David Hart ubuntu at tonix.org
Wed Jan 25 10:29:02 UTC 2006


On Wed, Jan 25, 2006 at 07:58:34PM +1100, Peter Garrett wrote:
> On Wed, 25 Jan 2006 09:25:30 +0100
> Luca Manganelli <luca76 at gmail.com> wrote:
> 
> > The difference is that Gthumb from Applications menu is more complete
> > than that launched from Nautilus: multiple image viewing, more
> > editing, etc.
> > I'm disappointed with this view.
> 
> If I'm not mistaken, what you are seeing when you click an image in
> nautilus is eog (Eye of Gnome) and *not* gthumb.
> 
> You can change this default by right clicking, going to "Properties" at
> the bottom of the right-click menu, then "Open With" - and specify the
> application you want to use to open files of that type. (For example,
> gthumb)

I suspect that the OP has already changed the default viewer to gthumb
as he said that's what opens when he double clicks.

I think that what the OP is referring to is the change in behaviour
that occurred from hoary to breezy.

In hoary, I had gthumb as the default viewer and when you opened an
image from nautilus you were able to browse the rest of the images
in that folder without closing gthumb.  Opening an image in eog
(again from nautilus) would only allow you to view that one image
(the reason I changed the default to gthumb).

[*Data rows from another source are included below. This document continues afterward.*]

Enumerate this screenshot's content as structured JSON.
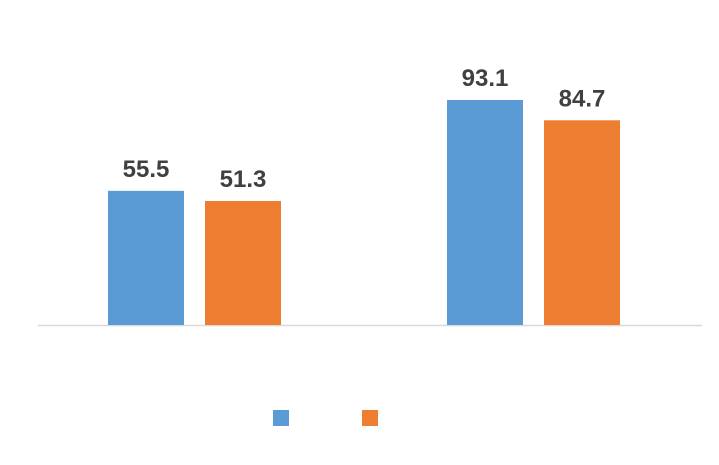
{
  "chart_data": {
    "type": "bar",
    "categories": [
      null,
      null
    ],
    "series": [
      {
        "color": "#5b9bd5",
        "values": [
          55.5,
          93.1
        ]
      },
      {
        "color": "#ed7d31",
        "values": [
          51.3,
          84.7
        ]
      }
    ],
    "ylim": [
      0,
      100
    ]
  }
}
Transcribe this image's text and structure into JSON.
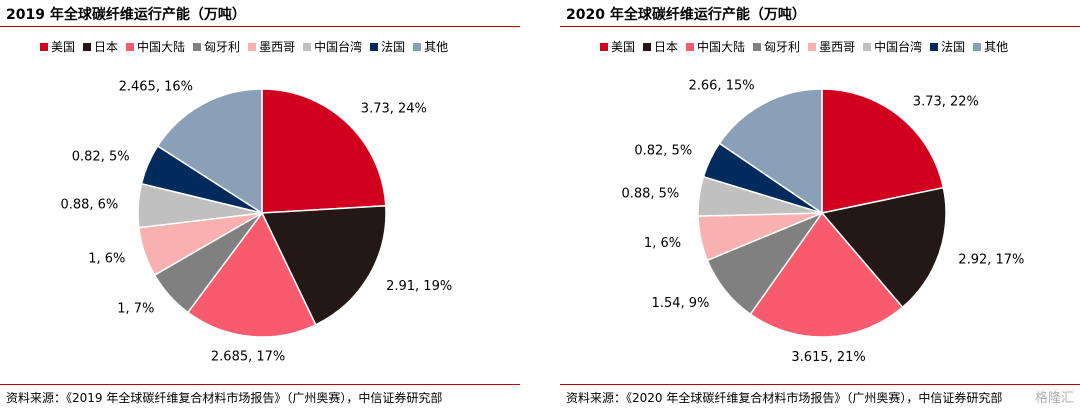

In breezy this has reversed.  Eog now has file browsing and in gthumb
it has been disabled (again I'm talking about when they are launched
from nautilus).

I've since swapped back to eog as the default as it opens noticeably
quicker than gthumb.

To the OP, this change in behaviour seems to be with with gthumb not
nautilus/gnome.  If you open a single file from a terminal "gthumb
/path/to/a/picture.jpg"  browsing is disabled but still enabled if
you point it at a directory.

I couldn't be bothered to go through the thousands of lines of the
gthumb changelog to see who changed the behaviour.